There are a couple of practical things you can do to build a reading culture. The first is simply to make books available. Create a free library. Don’t worry if books go missing. If a particular favorite is always unavailable, buy a second copy. You can then go one step further and start an in-house book club, or a “lunch and learn” session, where one team member shares insights from a book they’ve read. Not only is this a great way to spread new ideas, but it can also help build presentation skills.
The second is to let your people teach each other. The most important thing that Menlo has done to enable a learning culture is pairing its people together. Almost all colleagues, from programmers to project managers, work in pairs. Programmers work with other programmers, and project managers work with other project managers. They sit together and work through each task. And because pairs change every week, colleagues are constantly learning. They learn from one another’s experiences, strengths and even weaknesses. When someone has an idea, they must lead their paired colleague toward it, thinking out loud, articulating their vision and answering questions. This makes continuous learning part of the process.
And that doesn’t just make your business more resilient and prepared for the future. It creates a business in which people are constantly enjoying learning and teaching, exchanging views and expanding their horizons – a business that brings joy.

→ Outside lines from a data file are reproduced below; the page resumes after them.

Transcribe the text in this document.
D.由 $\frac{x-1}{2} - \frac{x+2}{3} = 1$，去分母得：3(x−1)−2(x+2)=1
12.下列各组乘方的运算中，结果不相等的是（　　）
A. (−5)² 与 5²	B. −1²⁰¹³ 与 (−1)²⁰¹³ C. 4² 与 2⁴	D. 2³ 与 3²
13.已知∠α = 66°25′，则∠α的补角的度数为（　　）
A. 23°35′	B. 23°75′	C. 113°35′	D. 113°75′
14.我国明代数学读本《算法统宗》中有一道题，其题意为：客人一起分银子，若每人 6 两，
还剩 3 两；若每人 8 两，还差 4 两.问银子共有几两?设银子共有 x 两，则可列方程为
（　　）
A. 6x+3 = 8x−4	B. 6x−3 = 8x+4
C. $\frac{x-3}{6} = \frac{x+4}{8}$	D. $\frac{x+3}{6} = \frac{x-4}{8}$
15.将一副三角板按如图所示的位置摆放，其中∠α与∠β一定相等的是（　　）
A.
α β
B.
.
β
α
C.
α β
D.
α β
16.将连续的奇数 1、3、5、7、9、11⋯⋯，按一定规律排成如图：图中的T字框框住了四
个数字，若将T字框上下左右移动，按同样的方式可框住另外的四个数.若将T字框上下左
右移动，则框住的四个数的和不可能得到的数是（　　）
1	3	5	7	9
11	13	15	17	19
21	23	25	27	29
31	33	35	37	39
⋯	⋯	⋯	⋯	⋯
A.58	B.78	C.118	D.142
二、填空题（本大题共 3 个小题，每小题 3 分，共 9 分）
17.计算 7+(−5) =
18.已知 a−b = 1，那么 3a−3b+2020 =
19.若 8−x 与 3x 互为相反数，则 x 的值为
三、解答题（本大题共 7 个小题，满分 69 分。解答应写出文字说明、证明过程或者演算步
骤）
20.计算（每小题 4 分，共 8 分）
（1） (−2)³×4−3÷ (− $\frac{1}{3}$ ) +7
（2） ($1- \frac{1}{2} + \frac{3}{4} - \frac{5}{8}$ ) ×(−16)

The key message in this book summary:
Too many people face their workday with a sense of dread. But it doesn’t have to be this way. If you’re a leader, there are some simple things you can do to build a culture that generates joy. You can abandon the old ways of doing things that rely on hierarchy, bureaucracy and fear, and embrace a model in which people have a sense of purpose, can take responsibility, learn from one another and constantly improve. You can create joy at work.
Give equal bonuses.
One of the most important things you can do to build a joyful culture is to give equal bonuses – not as a percentage of pay, but equal amounts. That tells everyone that each person contributes something valuable to the business, from the smartest engineer to the assistant who answers the phone so pleasantly when a potential client calls. Nobody quite knows what moments of magic or mundane coincidence lead to success, so focus on rewarding the accomplishments of the team.